A winter storm blanketed much of the central Midwest with snow on Sunday at the end of the Thanksgiving weekend, bringing blizzard-like conditions that grounded hundreds of flights and forced the closure of major highways on one of the busiest travel days of the year, the AP reports. "It's going to be messy," says Todd Kluber, a meteorologist for the National Weather Service. With much of the central plains and Great Lakes region under blizzard or winter storms warnings, roughly 600 flights headed to or from the US were canceled as of 2pm Sunday, according to the flight-tracking website FlightAware. Most were supposed to be routed through Chicago or Kansas City—areas forecast to be hit hard by the storm. About 14 million people are in the blizzard-warning area, per CNN. For more:
- Strong winds and snow created blizzard conditions across much of Nebraska and parts of Kansas, Iowa, and Missouri. The National Weather Service was warning those conditions would make travel difficult in places.

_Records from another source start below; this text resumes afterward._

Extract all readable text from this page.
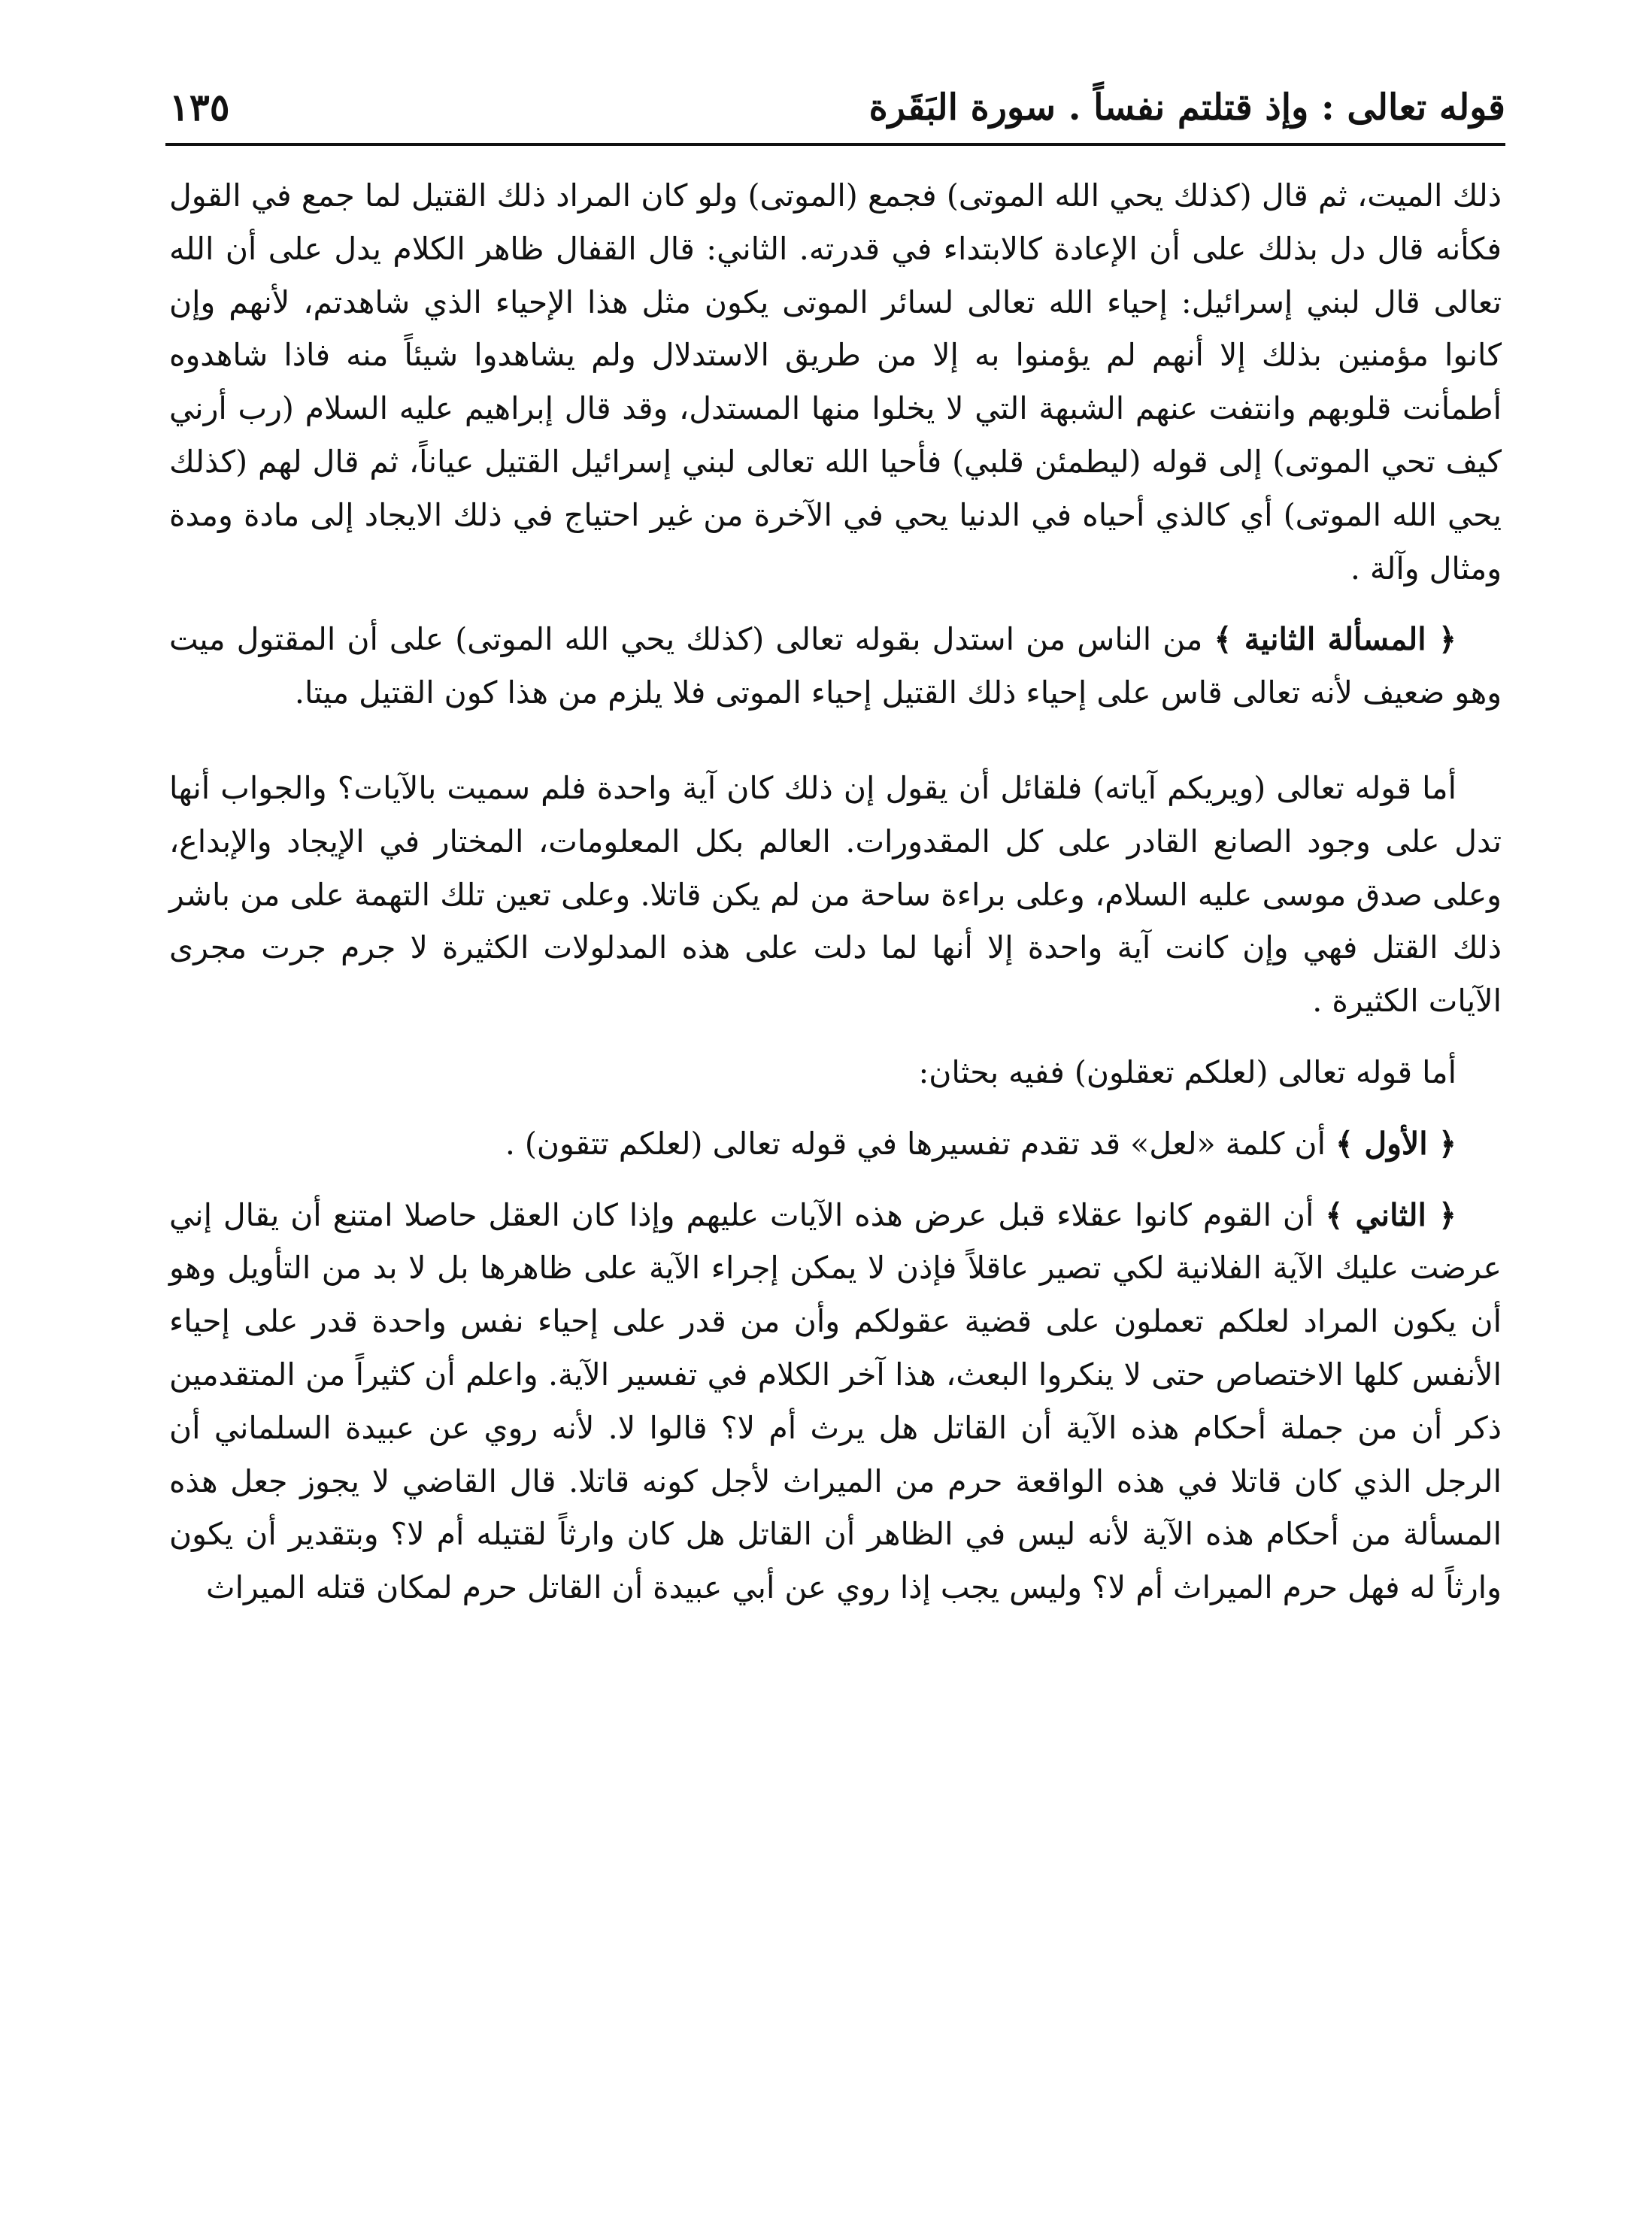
قوله تعالى : وإذ قتلتم نفساً . سورة البَقَرة
١٣٥

ذلك الميت، ثم قال (كذلك يحي الله الموتى) فجمع (الموتى) ولو كان المراد ذلك القتيل لما جمع في القول فكأنه قال دل بذلك على أن الإعادة كالابتداء في قدرته. الثاني: قال القفال ظاهر الكلام يدل على أن الله تعالى قال لبني إسرائيل: إحياء الله تعالى لسائر الموتى يكون مثل هذا الإحياء الذي شاهدتم، لأنهم وإن كانوا مؤمنين بذلك إلا أنهم لم يؤمنوا به إلا من طريق الاستدلال ولم يشاهدوا شيئاً منه فاذا شاهدوه أطمأنت قلوبهم وانتفت عنهم الشبهة التي لا يخلوا منها المستدل، وقد قال إبراهيم عليه السلام (رب أرني كيف تحي الموتى) إلى قوله (ليطمئن قلبي) فأحيا الله تعالى لبني إسرائيل القتيل عياناً، ثم قال لهم (كذلك يحي الله الموتى) أي كالذي أحياه في الدنيا يحي في الآخرة من غير احتياج في ذلك الايجاد إلى مادة ومدة ومثال وآلة .

﴿ المسألة الثانية ﴾ من الناس من استدل بقوله تعالى (كذلك يحي الله الموتى) على أن المقتول ميت وهو ضعيف لأنه تعالى قاس على إحياء ذلك القتيل إحياء الموتى فلا يلزم من هذا كون القتيل ميتا.

أما قوله تعالى (ويريكم آياته) فلقائل أن يقول إن ذلك كان آية واحدة فلم سميت بالآيات؟ والجواب أنها تدل على وجود الصانع القادر على كل المقدورات. العالم بكل المعلومات، المختار في الإيجاد والإبداع، وعلى صدق موسى عليه السلام، وعلى براءة ساحة من لم يكن قاتلا. وعلى تعين تلك التهمة على من باشر ذلك القتل فهي وإن كانت آية واحدة إلا أنها لما دلت على هذه المدلولات الكثيرة لا جرم جرت مجرى الآيات الكثيرة .

أما قوله تعالى (لعلكم تعقلون) ففيه بحثان:

﴿ الأول ﴾ أن كلمة «لعل» قد تقدم تفسيرها في قوله تعالى (لعلكم تتقون) .

﴿ الثاني ﴾ أن القوم كانوا عقلاء قبل عرض هذه الآيات عليهم وإذا كان العقل حاصلا امتنع أن يقال إني عرضت عليك الآية الفلانية لكي تصير عاقلاً فإذن لا يمكن إجراء الآية على ظاهرها بل لا بد من التأويل وهو أن يكون المراد لعلكم تعملون على قضية عقولكم وأن من قدر على إحياء نفس واحدة قدر على إحياء الأنفس كلها الاختصاص حتى لا ينكروا البعث، هذا آخر الكلام في تفسير الآية. واعلم أن كثيراً من المتقدمين ذكر أن من جملة أحكام هذه الآية أن القاتل هل يرث أم لا؟ قالوا لا. لأنه روي عن عبيدة السلماني أن الرجل الذي كان قاتلا في هذه الواقعة حرم من الميراث لأجل كونه قاتلا. قال القاضي لا يجوز جعل هذه المسألة من أحكام هذه الآية لأنه ليس في الظاهر أن القاتل هل كان وارثاً لقتيله أم لا؟ وبتقدير أن يكون وارثاً له فهل حرم الميراث أم لا؟ وليس يجب إذا روي عن أبي عبيدة أن القاتل حرم لمكان قتله الميراث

- By mid-day, the blizzard warning was extended to parts of the eastern Illinois near Chicago, where snow is forecast to fall at a rate of about 2 inches per hour.
- Other parts of central plains and Great Lakes region were under a winter storm warning that could see a foot or more of snow dumped in some places by the end of the day.
- In eastern Nebraska, part of Interstate 80 between Lincoln and Omaha was closed Sunday morning because of multiple accidents after snow blanketed that area. That included semitrailer trucks jackknifed across the highway. It was re-opened by Sunday afternoon.
- In Kansas, Gov. Jeff Colyer issued a state of emergency declaration. The action came as a large stretch of Interstate 70, spanning much of the state, was closed between Junction City and WaKeeney. Separately, a portion of Interstate 29 was shut down in Missouri, near the Iowa border.
- By Monday morning, the storm was expected to hit parts of northern Indiana and southern Michigan.